La plus grande erreur de Joe Biden tient de sa mauvaise interprétation de son mandat limité

La plus grande erreur de Joe Biden tient de sa mauvaise interprétation de son mandat limité
  • Tous les signes indiquent une victoire républicaine significative lors des élections de mi-mandat
  • Mais comment les choses ont-elles si mal tourné pour les Démocrates ?

L'histoire du monde grec me fascine. C'est en partie en raison de cette idée envoûtante qu’ on pourra comprendre la vie elle-même si l'on parvient à cerner les réalités qui sous-tendent ce monde. Voilà pourquoi je me suis penché dans les premières pages de mon dernier livre, « To Dare More Boldly : The Audacious Story of Political Risk » (Oser avec plus de courage : l'histoire audacieuse du risque politique) , sur la Pythie de Delphes (une prêtresse de l'Antiquité grecque, a fortement marqué les esprits des pèlerins des 7e et 6e siècles av. J-C par ses prophéties hallucinatoires, NDRL); j'ai ainsi perçu les prêtresses d'Apollon comme les premières adeptes de cet art ancien et noble qu'est l'analyse du risque politique.

Au fond de la grotte humide où la Pythie (déesse, NDRL) faisait ses prédictions, une inscription est gravée. Elle incarne la plus importante contribution que l'Antiquité grecque ait apporté à la philosophie : La devise « Connais-toi toi-même » de Socrate. Je viens de rentrer de Washington où j'ai assisté pendant une semaine à des réunions de haut niveau épuisantes. J'ai discuté librement avec des membres éminents des deux partis (le parti démocrate et le parti républicain) en fonction des critères établis par Socrate.

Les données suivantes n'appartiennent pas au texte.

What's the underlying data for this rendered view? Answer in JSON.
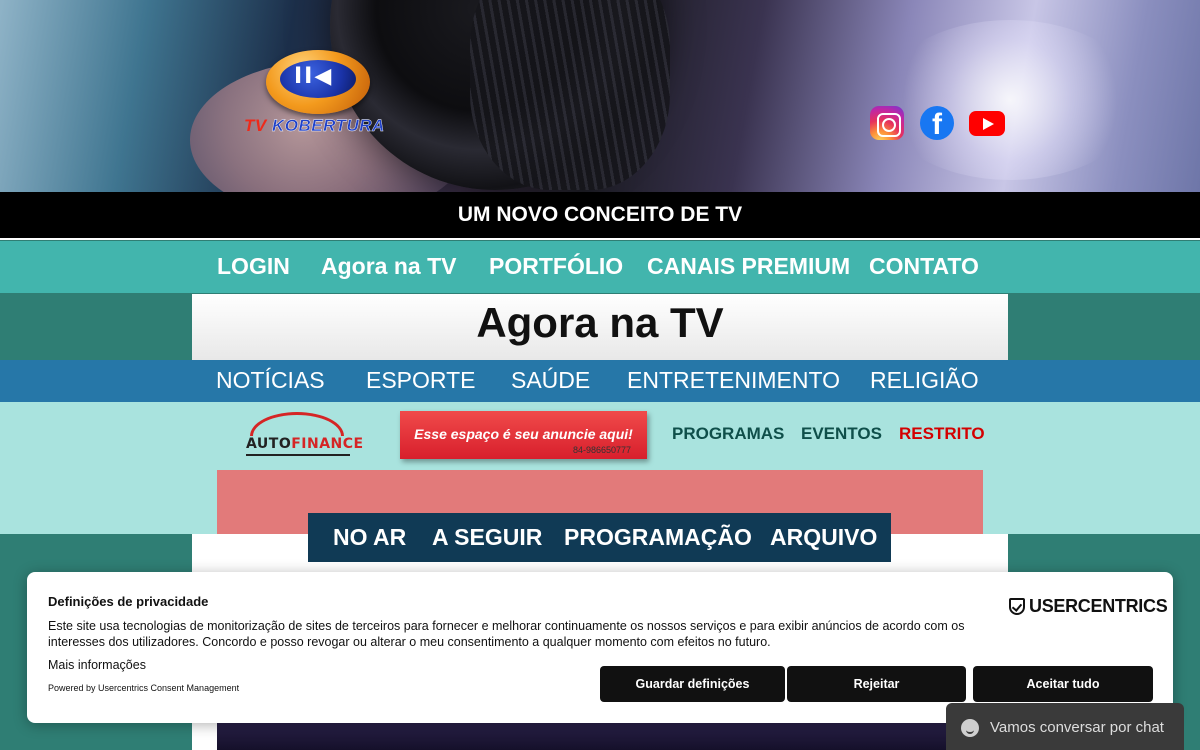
{
  "brand": {
    "logo_prefix": "TV",
    "logo_name": "KOBERTURA",
    "logo_glyph": "II◀"
  },
  "social": [
    {
      "icon": "instagram-icon"
    },
    {
      "icon": "facebook-icon",
      "glyph": "f"
    },
    {
      "icon": "youtube-icon"
    }
  ],
  "tagline": "UM NOVO CONCEITO DE TV",
  "main_nav": [
    "LOGIN",
    "Agora na TV",
    "PORTFÓLIO",
    "CANAIS PREMIUM",
    "CONTATO"
  ],
  "page_title": "Agora na TV",
  "category_nav": [
    "NOTÍCIAS",
    "ESPORTE",
    "SAÚDE",
    "ENTRETENIMENTO",
    "RELIGIÃO"
  ],
  "sponsor": {
    "name_a": "AUTO",
    "name_b": "FINANCE"
  },
  "ad": {
    "text": "Esse espaço é seu anuncie aqui!",
    "phone": "84-986650777"
  },
  "sub_nav": [
    {
      "label": "PROGRAMAS",
      "color": "#0f4f4a"
    },
    {
      "label": "EVENTOS",
      "color": "#0f4f4a"
    },
    {
      "label": "RESTRITO",
      "color": "#d40000"
    }
  ],
  "tabs": [
    "NO AR",
    "A SEGUIR",
    "PROGRAMAÇÃO",
    "ARQUIVO"
  ],
  "consent": {
    "title": "Definições de privacidade",
    "body": "Este site usa tecnologias de monitorização de sites de terceiros para fornecer e melhorar continuamente os nossos serviços e para exibir anúncios de acordo com os interesses dos utilizadores. Concordo e posso revogar ou alterar o meu consentimento a qualquer momento com efeitos no futuro.",
    "more_info": "Mais informações",
    "powered_by": "Powered by Usercentrics Consent Management",
    "provider_logo": "USERCENTRICS",
    "buttons": [
      "Guardar definições",
      "Rejeitar",
      "Aceitar tudo"
    ]
  },
  "chat": {
    "label": "Vamos conversar por chat"
  },
  "colors": {
    "teal_nav": "#42b5ad",
    "blue_nav": "#2677a8",
    "light_band": "#a9e3de",
    "tabs_bg": "#103a55",
    "ad_red": "#e02a34",
    "red_box": "#e27a7a"
  }
}
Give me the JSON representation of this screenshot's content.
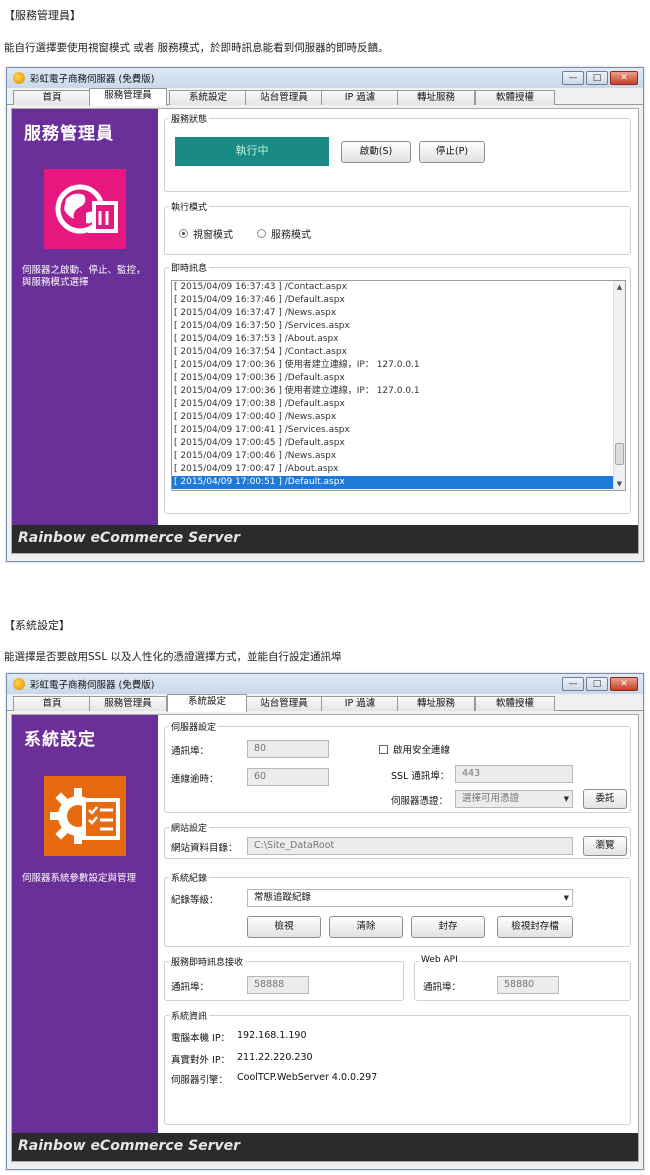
{
  "section1": {
    "heading": "【服務管理員】",
    "description": "能自行選擇要使用視窗模式 或者 服務模式，於即時訊息能看到伺服器的即時反饋。"
  },
  "section2": {
    "heading": "【系統設定】",
    "description": "能選擇是否要啟用SSL 以及人性化的憑證選擇方式，並能自行設定通訊埠"
  },
  "window": {
    "title": "彩虹電子商務伺服器 (免費版)",
    "minimize": "—",
    "maximize": "□",
    "close": "✕",
    "footer": "Rainbow eCommerce Server"
  },
  "tabs": [
    "首頁",
    "服務管理員",
    "系統設定",
    "站台管理員",
    "IP 過濾",
    "轉址服務",
    "軟體授權"
  ],
  "service_manager": {
    "side_title": "服務管理員",
    "side_desc": "伺服器之啟動、停止、監控，與服務模式選擇",
    "status_group": "服務狀態",
    "status_text": "執行中",
    "start_button": "啟動(S)",
    "stop_button": "停止(P)",
    "mode_group": "執行模式",
    "mode_window": "視窗模式",
    "mode_service": "服務模式",
    "log_group": "即時訊息",
    "log": [
      "[ 2015/04/09 16:37:43 ] /Contact.aspx",
      "[ 2015/04/09 16:37:46 ] /Default.aspx",
      "[ 2015/04/09 16:37:47 ] /News.aspx",
      "[ 2015/04/09 16:37:50 ] /Services.aspx",
      "[ 2015/04/09 16:37:53 ] /About.aspx",
      "[ 2015/04/09 16:37:54 ] /Contact.aspx",
      "[ 2015/04/09 17:00:36 ] 使用者建立連線，IP： 127.0.0.1",
      "[ 2015/04/09 17:00:36 ] /Default.aspx",
      "[ 2015/04/09 17:00:36 ] 使用者建立連線，IP： 127.0.0.1",
      "[ 2015/04/09 17:00:38 ] /Default.aspx",
      "[ 2015/04/09 17:00:40 ] /News.aspx",
      "[ 2015/04/09 17:00:41 ] /Services.aspx",
      "[ 2015/04/09 17:00:45 ] /Default.aspx",
      "[ 2015/04/09 17:00:46 ] /News.aspx",
      "[ 2015/04/09 17:00:47 ] /About.aspx",
      "[ 2015/04/09 17:00:51 ] /Default.aspx"
    ]
  },
  "system_settings": {
    "side_title": "系統設定",
    "side_desc": "伺服器系統參數設定與管理",
    "server_group": "伺服器設定",
    "port_label": "通訊埠：",
    "port_value": "80",
    "timeout_label": "連線逾時：",
    "timeout_value": "60",
    "ssl_checkbox": "啟用安全連線",
    "ssl_port_label": "SSL 通訊埠：",
    "ssl_port_value": "443",
    "cert_label": "伺服器憑證：",
    "cert_placeholder": "選擇可用憑證",
    "register_button": "委託",
    "site_group": "網站設定",
    "site_dir_label": "網站資料目錄：",
    "site_dir_value": "C:\\Site_DataRoot",
    "browse_button": "瀏覽",
    "log_group": "系統紀錄",
    "log_level_label": "紀錄等級：",
    "log_level_value": "常態追蹤紀錄",
    "view_button": "檢視",
    "clear_button": "清除",
    "archive_button": "封存",
    "view_archive_button": "檢視封存檔",
    "realtime_group": "服務即時訊息接收",
    "realtime_port_label": "通訊埠：",
    "realtime_port_value": "58888",
    "webapi_group": "Web API",
    "webapi_port_label": "通訊埠：",
    "webapi_port_value": "58880",
    "info_group": "系統資訊",
    "local_ip_label": "電腦本機 IP：",
    "local_ip_value": "192.168.1.190",
    "public_ip_label": "真實對外 IP：",
    "public_ip_value": "211.22.220.230",
    "engine_label": "伺服器引擎：",
    "engine_value": "CoolTCP.WebServer 4.0.0.297"
  },
  "colors": {
    "sidebar": "#6b2f9a",
    "status_box": "#1a8a84",
    "service_icon": "#e6177f",
    "settings_icon": "#e86a10",
    "selection": "#1e7ad8"
  },
  "icons": {
    "service": "globe-document-icon",
    "settings": "gear-checklist-icon"
  }
}
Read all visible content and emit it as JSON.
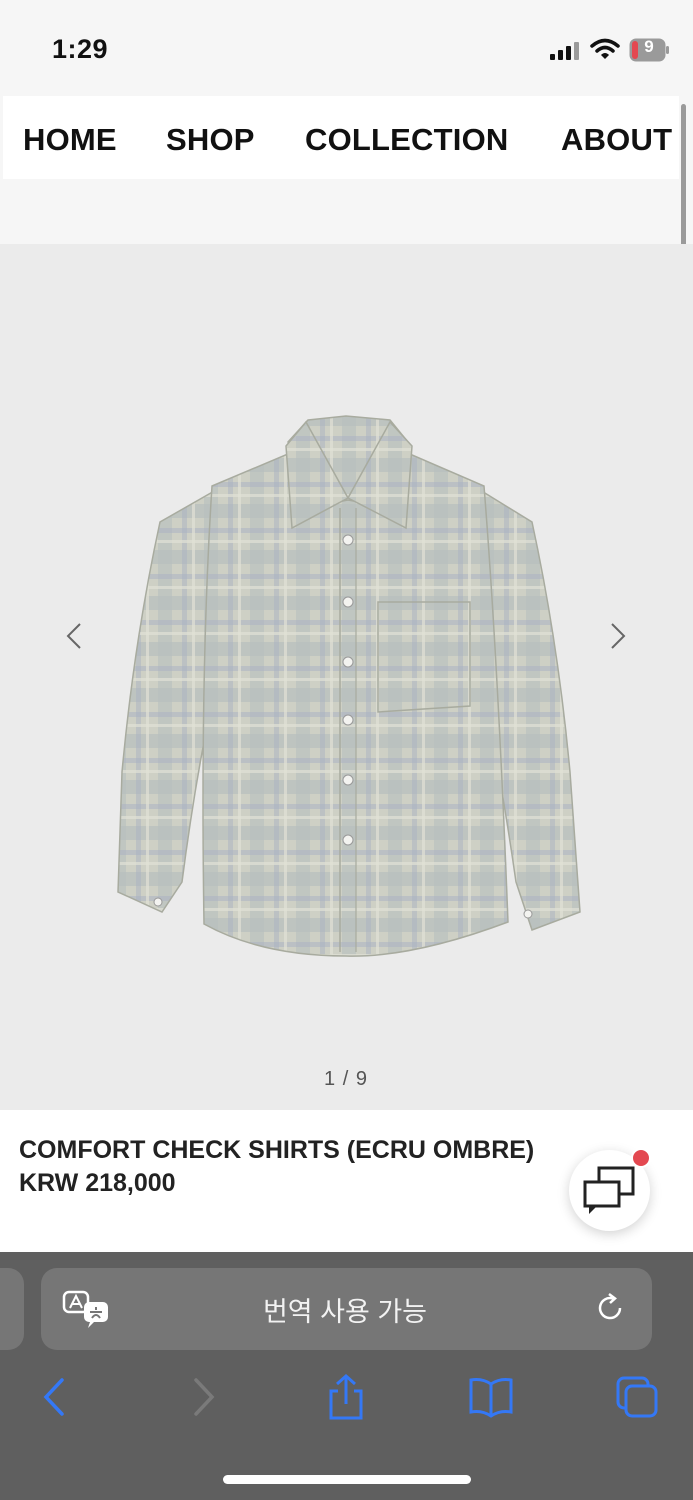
{
  "status": {
    "time": "1:29",
    "battery": "9"
  },
  "nav": {
    "items": [
      "HOME",
      "SHOP",
      "COLLECTION",
      "ABOUT"
    ]
  },
  "gallery": {
    "counter": "1 / 9",
    "image": "plaid-shirt-image"
  },
  "product": {
    "name": "COMFORT CHECK SHIRTS (ECRU OMBRE)",
    "price": "KRW 218,000"
  },
  "browser": {
    "address_text": "번역 사용 가능"
  },
  "colors": {
    "accent": "#3478f6",
    "notification": "#e34850",
    "toolbar": "#5f5f5f"
  }
}
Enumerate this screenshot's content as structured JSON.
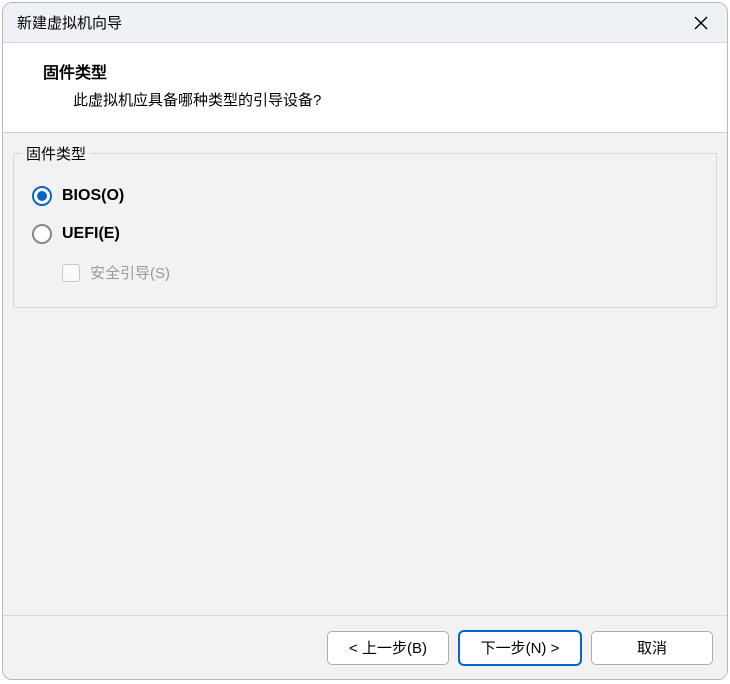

Cette défaillance tient surtout au fait que les deux partis se contentent d'observer l'autre, au lieu d'analyser leur propre situation. Obsédés par les problèmes bien trop réels qui accablent leurs rivaux, ils ne semblent pas pouvoir ni vouloir s'attaquer à leurs handicaps politiques tout aussi flagrants - des problèmes qui épuiseront inévitablement l’un des partis ou les deux à la fois dans le courant des trois prochaines années décisives. Toutefois, ils ne partagent pas la même vision temporelle du péril politique. Si les démocrates se soucient du présent, le GOP (Grand Old Party, Grand Vieux Parti ou parti républicain, NDRL), lui, se préoccupe plutôt des problèmes à moyen terme.

En ce qui concerne les élections de mi-mandat prévues en 2022, l'histoire est favorable aux républicains. Depuis la guerre civile, le parti du président a en effet perdu des sièges à la Chambre des représentants dans 36 des 39 élections de mi-mandat.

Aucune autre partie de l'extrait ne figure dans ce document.